Michael Heller has a knack for being there at the start of the “next big thing” in sustainable agriculture in Maryland.
He’s been at Clagett Farm in Prince George’s County since the Chesapeake Bay Foundation bought it in 1982, way before sustainability was a buzzword in Maryland. Leaving his job teaching plant ecology at the University of Maryland, he moved to what had been a corn and tobacco farm, what the soil conservation said was “the worst farm in their three-county jurisdiction,” with a mandate to transform it into a living model of sustainable farming.
He began by grazing cattle to build up the soil, then added organic sweet potatoes, squash and sweet corn, which he sold wholesale for a few years. In 1992, he started From the Ground Up CSA to provide organically grown vegetables directly to shareholders and to low-income families through a partnership with the Capital Area Food Bank. “The CSA has been wonderful for us and because we are connected with the Capital Area Food Bank, many people are as concerned about that collaboration as they are about being a member of a CSA,” Heller says. Shareholders’ donations of money and time “make it possible for us to donate 40 percent of the vegetables [we grow] to the food bank” he says. “It’s really enriched the CSA because people are so invested in it.”
But running a model sustainable farm and socially responsible CSA wasn’t enough for Heller. In 1994, he wrote a grant to the Kellogg Foundation for the project that eventually became Future Harvest CASA in 1998. As one of the founding members, he’s been actively involved as Future Harvest-CASA has evolved into a collaborative effort of regional farmers committed to environmental and economic sustainability. The work of educating both farmers and consumers about what sustainability means and why it’s important has helped to grow the community of sustainable food growers, purchasers and advocates and positioned Future Harvest-CASA to be a leading voice for agriculture during the current wave of interest in sustainability issues.
Heller’s latest project is the Maryland Grazer’s Network, which he founded three years ago with a group of experienced farmers and the help of the Chesapeake Bay Funders Network. The goal of this group is to help others learn how increase their profitability while improving the health of the Bay by grazing their animals on pasture. “It’s powerful how our grazing dairies average $150 per cow more profit than the confinement dairies.” According to Heller, “The farmers in the network say ‘How could anyone NOT be grazing?’ Not a single one of them would ever consider going back to confinement.

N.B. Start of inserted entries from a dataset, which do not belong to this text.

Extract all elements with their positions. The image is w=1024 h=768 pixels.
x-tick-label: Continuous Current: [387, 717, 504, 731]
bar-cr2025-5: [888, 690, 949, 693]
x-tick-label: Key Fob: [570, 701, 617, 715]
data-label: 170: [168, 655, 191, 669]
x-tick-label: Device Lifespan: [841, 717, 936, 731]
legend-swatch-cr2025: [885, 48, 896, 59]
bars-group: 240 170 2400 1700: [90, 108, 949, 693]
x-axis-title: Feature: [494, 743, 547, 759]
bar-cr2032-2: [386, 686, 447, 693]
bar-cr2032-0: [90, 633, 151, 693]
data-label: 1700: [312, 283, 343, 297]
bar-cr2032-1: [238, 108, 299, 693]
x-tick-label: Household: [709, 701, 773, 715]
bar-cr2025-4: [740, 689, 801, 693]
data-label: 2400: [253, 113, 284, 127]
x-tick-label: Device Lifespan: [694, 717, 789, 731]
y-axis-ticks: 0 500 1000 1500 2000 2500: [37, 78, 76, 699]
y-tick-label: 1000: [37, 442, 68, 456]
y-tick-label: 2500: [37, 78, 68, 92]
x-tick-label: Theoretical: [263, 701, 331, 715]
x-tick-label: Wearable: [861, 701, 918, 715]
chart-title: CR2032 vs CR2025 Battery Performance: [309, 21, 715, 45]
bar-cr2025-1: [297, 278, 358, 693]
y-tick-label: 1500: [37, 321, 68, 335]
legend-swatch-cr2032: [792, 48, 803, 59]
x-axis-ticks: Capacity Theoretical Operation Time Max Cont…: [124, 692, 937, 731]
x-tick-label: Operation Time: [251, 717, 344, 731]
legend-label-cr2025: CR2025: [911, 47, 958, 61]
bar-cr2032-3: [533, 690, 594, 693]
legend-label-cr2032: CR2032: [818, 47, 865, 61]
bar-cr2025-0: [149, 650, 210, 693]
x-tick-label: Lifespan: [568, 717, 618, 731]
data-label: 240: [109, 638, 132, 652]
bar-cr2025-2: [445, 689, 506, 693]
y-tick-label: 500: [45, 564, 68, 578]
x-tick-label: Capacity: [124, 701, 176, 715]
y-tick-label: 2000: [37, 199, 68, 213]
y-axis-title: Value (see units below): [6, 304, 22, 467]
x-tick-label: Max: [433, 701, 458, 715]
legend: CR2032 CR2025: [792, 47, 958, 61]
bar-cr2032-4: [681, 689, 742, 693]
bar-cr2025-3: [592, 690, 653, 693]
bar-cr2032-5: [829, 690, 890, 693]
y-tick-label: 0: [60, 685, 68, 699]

Treating animals humanely . . . ends up being economically profitable and environmentally better.”
Underlying these kinds of successes, a basic love of farming keeps Heller committed to his work and the lifestyle. “I love being outside, I love the stimulation of farming because it is very much a physical, but also a cerebral kind of thing,” Heller says. “There’s a lot of thought that goes into a farming operation to make it successful.” He adds, “The community that has evolved here over time, it just gives you energy.”